Comparative results of different models.
| Building | Predict Model | MSE | RMSE (kw) | MAE (kw) | MAPE | R2 |
|---|
| Center Hall | LSTM | 50.3184 | 7.0935 | 5.7571 | 0.06153 | 0.72498 |
| EMD-LSTM | 29.5281 | 5.4340 | 4.4453 | 0.04933 | 0.83861 |
| EEMD-LSTM | 16.9555 | 4.1177 | 3.4980 | 0.03876 | 0.90733 |
| CEEMD-LSTM | 13.9457 | 3.7344 | 3.1399 | 0.03488 | 0.92234 |
| CEEMD-MIWOA-LSTM | 7.30200 | 2.7022 | 2.2392 | 0.02417 | 0.95934 |
| Police Building | LSTM | 4.47520 | 2.1155 | 1.6729 | 0.04653 | 0.47880 |
| EMD-LSTM | 1.69391 | 1.3015 | 0.9964 | 0.02766 | 0.80272 |
| EEMD-LSTM | 1.16190 | 1.0779 | 0.7958 | 0.02231 | 0.86468 |
| CEEMD-LSTM | 0.62332 | 0.7895 | 0.5935 | 0.01676 | 0.92224 |
| CEEMD-MIWOA-LSTM | 0.53549 | 0.7318 | 0.5579 | 0.01554 | 0.93320 |
| Music Building | LSTM | 17.6593 | 4.2023 | 3.1878 | 0.03495 | 0.93308 |
| EMD-LSTM | 8.36300 | 2.8919 | 2.1925 | 0.02444 | 0.96831 |
| EEMD-LSTM | 4.10000 | 2.0248 | 1.6690 | 0.01929 | 0.98446 |
| CEEMD-LSTM | 3.01580 | 1.7366 | 1.3613 | 0.01585 | 0.98849 |
| CEEMD-MIWOA-LSTM | 2.50780 | 1.5836 | 1.2551 | 0.01357 | 0.99043 |
| Student Services | LSTM | 49.1501 | 7.0107 | 5.665 | 0.06031 | 0.73137 |
| EMD-LSTM | 28.9090 | 5.3767 | 4.4017 | 0.04874 | 0.84200 |
| EEMD-LSTM | 18.0506 | 4.2486 | 3.5999 | 0.03996 | 0.90134 |
| CEEMD-LSTM | 13.8806 | 3.7257 | 3.1438 | 0.03474 | 0.92270 |
| CEEMD-MIWOA-LSTM | 7.56890 | 2.7512 | 2.2757 | 0.02422 | 0.95785 |
6. Conclusions
To address the issues of high randomness and volatility in short-term load forecasting of microgrids, which lead to low prediction accuracy, this paper proposes a CEEMD-MIWOA-LSTM hybrid forecasting model. This composite model employs the CEEMD method for the decomposition and reconstruction of raw microgrid load data and effectively suppresses modal aliasing, making the decomposed components more stable and interpretable. The proposed MIWOA solves the defect of traditional optimization algorithms. By improving the WOA, MIWOA has enhanced its global search and local development capabilities. Through testing with the CEC2005 benchmark functions, the proposed MIWOA demonstrated superior convergence capabilities and precision, addressing the shortcomings of traditional optimization algorithms, such as slow convergence speed, poor population diversity, and susceptibility to local optima. After testing and analysis with four practical case studies, the determination coefficient (R2), Root Mean Square Error (RMSE), and mean absolute error (MAE) of the proposed method with advanced methods were compared. The results indicate that the proposed CEEMD-MIWOA-LSTM model achieved the highest R2 and the lowest RMSE and MAE in all four scenarios. For example, in a central hall scenario with significant fluctuations, the proposed model’s R2 (0.95934) increased by 3.8% compared to CEEMD-LSTM (0.92234), 5.4% compared to EEMD-LSTM (0.90733), and 12.5% compared to EMD-GRU (0.83861); in the music hall scene with load patterns, the R2 (0.99043) of the proposed model improved by 0.2% compared to CEEMD-LSTM (0.98849) and 0.6% compared to EEMD-LSTM (0.98446), indicating that the proposed method has significant advantages in prediction accuracy.

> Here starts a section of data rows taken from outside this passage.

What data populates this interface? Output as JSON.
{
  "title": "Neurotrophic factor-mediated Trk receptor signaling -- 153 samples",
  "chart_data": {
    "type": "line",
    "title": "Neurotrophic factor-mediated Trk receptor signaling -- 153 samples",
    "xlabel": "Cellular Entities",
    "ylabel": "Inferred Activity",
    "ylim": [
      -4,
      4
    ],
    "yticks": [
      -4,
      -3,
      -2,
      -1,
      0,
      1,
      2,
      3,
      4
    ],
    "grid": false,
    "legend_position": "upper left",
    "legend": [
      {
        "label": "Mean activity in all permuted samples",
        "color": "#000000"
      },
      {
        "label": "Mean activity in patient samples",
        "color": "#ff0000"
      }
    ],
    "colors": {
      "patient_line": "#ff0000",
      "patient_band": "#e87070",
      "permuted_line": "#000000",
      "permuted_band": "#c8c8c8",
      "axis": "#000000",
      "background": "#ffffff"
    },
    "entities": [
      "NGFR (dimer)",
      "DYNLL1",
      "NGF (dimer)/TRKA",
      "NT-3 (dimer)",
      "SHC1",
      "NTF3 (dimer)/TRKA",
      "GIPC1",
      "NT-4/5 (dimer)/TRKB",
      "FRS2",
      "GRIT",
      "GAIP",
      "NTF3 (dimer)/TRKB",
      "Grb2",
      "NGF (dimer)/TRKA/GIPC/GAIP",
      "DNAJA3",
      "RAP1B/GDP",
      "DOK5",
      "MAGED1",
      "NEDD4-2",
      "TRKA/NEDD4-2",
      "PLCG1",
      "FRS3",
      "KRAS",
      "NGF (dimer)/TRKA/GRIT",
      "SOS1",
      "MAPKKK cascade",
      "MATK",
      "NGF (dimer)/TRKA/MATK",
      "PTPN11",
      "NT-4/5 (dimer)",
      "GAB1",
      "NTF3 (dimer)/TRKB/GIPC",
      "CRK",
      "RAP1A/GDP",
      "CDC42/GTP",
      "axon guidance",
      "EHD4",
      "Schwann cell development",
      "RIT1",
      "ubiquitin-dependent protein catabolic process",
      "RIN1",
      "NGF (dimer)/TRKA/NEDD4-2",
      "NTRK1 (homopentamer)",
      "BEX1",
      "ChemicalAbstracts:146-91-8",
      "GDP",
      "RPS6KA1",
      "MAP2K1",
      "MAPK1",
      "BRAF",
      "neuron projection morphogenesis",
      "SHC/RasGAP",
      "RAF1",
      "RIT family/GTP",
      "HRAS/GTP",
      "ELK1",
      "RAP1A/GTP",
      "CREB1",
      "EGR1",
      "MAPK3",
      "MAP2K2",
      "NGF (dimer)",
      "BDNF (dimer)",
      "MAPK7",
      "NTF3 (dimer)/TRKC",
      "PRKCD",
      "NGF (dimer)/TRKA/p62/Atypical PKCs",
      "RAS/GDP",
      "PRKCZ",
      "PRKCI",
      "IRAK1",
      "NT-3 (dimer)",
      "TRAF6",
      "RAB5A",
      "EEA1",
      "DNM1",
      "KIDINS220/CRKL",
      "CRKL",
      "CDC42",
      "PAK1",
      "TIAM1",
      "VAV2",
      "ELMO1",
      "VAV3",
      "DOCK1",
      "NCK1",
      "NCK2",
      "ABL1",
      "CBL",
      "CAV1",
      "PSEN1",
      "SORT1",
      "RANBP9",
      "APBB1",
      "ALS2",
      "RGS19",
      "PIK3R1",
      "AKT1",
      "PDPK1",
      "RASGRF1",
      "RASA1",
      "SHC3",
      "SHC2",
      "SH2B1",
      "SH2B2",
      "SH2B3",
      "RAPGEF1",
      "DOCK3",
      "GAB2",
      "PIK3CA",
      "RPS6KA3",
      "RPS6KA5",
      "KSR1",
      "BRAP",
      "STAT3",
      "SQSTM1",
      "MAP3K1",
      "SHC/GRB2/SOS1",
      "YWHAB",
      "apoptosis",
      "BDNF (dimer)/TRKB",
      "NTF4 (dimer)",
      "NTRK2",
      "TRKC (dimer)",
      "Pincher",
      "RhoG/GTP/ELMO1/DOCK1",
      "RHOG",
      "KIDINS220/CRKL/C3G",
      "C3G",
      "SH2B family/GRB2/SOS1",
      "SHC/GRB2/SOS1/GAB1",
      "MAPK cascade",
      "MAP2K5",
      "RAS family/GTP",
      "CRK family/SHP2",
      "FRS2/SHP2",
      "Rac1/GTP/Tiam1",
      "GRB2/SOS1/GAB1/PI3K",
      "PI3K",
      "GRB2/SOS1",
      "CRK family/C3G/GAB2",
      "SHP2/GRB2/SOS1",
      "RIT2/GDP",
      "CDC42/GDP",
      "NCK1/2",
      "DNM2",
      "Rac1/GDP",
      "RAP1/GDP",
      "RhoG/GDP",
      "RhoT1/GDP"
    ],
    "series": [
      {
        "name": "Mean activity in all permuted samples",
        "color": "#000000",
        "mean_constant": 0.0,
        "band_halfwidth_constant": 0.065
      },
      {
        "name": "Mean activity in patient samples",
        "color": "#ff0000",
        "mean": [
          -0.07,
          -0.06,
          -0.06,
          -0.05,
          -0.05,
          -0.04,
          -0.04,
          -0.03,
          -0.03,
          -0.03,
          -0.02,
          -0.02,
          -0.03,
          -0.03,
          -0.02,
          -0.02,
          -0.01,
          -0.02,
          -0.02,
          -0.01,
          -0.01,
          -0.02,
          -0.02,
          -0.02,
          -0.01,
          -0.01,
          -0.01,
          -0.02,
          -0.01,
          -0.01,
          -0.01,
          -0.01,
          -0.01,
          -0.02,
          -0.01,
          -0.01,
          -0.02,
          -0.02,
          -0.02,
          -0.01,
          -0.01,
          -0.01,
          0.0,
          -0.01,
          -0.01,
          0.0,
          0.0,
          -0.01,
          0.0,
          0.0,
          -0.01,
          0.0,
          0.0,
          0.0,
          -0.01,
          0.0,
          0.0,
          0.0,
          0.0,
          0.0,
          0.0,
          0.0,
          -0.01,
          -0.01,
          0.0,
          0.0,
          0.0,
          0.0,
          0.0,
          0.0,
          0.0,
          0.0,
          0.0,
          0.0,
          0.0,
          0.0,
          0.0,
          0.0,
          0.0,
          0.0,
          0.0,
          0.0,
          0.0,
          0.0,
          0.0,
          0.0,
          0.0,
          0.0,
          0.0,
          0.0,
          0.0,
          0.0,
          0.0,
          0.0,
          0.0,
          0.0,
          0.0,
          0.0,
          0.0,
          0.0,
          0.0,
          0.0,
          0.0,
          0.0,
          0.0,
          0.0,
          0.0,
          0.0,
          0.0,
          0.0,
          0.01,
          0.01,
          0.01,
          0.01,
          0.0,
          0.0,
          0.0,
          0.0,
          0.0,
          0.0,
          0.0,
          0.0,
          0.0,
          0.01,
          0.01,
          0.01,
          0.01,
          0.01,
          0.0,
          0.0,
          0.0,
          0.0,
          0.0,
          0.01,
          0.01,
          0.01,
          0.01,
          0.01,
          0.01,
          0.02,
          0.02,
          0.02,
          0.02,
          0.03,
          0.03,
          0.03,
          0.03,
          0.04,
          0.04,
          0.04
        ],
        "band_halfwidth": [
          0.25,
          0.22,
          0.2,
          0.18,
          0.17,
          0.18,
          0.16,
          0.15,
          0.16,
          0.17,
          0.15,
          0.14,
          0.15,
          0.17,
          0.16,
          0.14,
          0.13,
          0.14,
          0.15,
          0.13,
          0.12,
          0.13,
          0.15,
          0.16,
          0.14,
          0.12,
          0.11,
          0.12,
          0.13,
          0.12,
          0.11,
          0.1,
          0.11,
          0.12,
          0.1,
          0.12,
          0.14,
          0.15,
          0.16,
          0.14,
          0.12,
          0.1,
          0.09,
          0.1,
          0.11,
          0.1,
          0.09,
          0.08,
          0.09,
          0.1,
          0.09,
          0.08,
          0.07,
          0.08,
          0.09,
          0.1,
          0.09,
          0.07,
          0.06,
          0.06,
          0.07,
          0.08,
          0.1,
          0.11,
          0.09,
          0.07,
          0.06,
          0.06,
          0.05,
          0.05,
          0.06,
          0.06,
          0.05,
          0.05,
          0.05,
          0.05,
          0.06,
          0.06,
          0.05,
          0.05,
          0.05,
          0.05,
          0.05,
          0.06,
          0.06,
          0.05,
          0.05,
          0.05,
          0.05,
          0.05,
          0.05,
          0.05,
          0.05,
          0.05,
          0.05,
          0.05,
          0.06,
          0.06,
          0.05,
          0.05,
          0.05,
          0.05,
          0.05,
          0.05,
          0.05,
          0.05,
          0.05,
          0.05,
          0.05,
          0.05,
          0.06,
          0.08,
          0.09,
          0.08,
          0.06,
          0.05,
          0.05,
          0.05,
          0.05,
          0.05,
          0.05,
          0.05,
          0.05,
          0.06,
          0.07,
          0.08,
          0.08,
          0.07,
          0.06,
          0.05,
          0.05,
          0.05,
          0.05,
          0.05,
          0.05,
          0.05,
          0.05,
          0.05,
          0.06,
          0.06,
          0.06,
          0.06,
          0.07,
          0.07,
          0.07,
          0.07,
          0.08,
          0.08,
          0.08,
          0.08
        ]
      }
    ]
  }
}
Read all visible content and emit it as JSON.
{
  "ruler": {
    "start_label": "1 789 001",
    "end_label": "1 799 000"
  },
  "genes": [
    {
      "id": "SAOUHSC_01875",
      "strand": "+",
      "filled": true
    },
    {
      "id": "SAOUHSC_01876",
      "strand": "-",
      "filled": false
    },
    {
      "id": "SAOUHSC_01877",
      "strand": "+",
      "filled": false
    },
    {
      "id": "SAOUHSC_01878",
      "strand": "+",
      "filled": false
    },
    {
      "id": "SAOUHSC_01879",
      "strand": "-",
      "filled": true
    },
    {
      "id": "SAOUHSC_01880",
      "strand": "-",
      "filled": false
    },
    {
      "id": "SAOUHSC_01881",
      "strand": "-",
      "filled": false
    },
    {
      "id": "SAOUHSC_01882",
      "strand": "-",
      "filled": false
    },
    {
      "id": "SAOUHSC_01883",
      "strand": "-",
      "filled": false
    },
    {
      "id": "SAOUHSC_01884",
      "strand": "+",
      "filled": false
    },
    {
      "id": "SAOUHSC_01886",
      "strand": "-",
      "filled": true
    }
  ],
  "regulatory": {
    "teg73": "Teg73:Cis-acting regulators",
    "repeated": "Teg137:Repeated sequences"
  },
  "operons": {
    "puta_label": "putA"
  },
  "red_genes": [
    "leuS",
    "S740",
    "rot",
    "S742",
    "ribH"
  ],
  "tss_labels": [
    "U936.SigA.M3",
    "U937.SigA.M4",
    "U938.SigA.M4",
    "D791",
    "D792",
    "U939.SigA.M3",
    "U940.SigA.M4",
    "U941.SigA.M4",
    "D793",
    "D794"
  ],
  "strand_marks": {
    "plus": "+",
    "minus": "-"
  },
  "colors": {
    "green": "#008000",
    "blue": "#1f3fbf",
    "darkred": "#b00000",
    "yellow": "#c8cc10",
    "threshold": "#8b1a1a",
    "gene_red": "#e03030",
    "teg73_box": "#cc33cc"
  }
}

Although the model proposed in this paper has achieved good results in short-term load forecasting of micro-grids, in the future, more advanced optimization algorithms can be explored to reduce the time consumption and adapt to the dynamic characteristics. Secondly, in the future, the impact of extreme weather (such as strong storms, high temperatures) and emergencies (such as large-scale events in public buildings, equipment failures) on microgrid load can be considered to capture the laws of load changes. Finally, the interpretability of the model can be further explored.